Excited-state hadron masses using the stochastic LapH method

TL;DR

This paper advances lattice QCD calculations of excited hadron spectra by introducing a stochastic LapH method that efficiently handles multi-hadron operators and mixing, revealing challenges in extracting high-lying resonance energies.

Contribution

It introduces a stochastic LapH method for improved treatment of low-lying modes in lattice QCD, enabling better analysis of excited hadron states and operator mixing.

Findings

Feasibility of computing mixing between glueball and quark-antiquark operators.

Initial results indicate difficulties in extracting high-lying resonance energies with single-hadron operators.

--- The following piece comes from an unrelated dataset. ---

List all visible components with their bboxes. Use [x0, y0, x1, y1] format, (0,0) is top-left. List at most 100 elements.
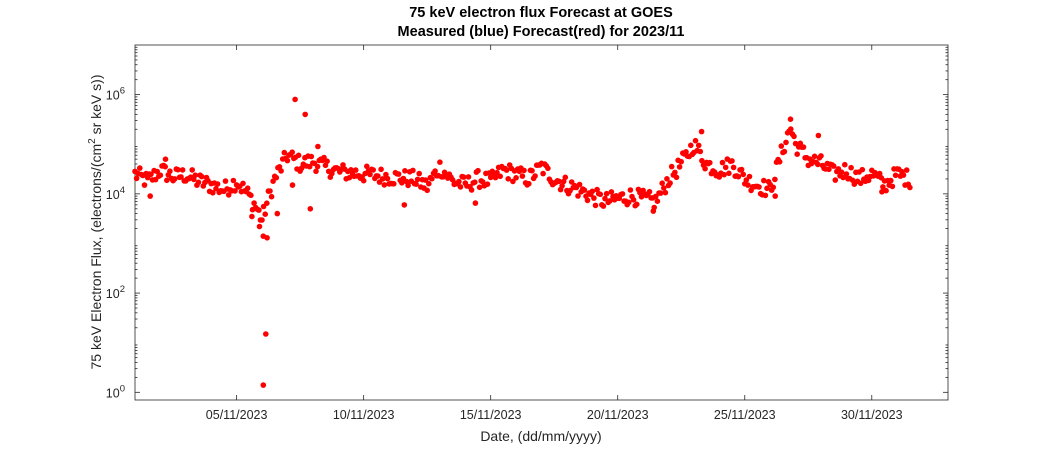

Demonstration of the stochastic LapH method's effectiveness in complex operator analyses.

Abstract

Progress in computing the spectrum of excited baryons and mesons in lattice QCD is described. Large sets of spatially-extended hadron operators are used. The need for multi-hadron operators in addition to single-hadron operators is emphasized, necessitating the use of a new stochastic method of treating the low-lying modes of quark propagation which exploits Laplacian Heaviside quark-field smearing. A new glueball operator is tested and computing the mixing of this glueball operator with a quark-antiquark operator and multiple two-pion operators is shown to be feasible. Some of our initial results show warning signs about extracting high-lying resonance energies using only single-hadron operators.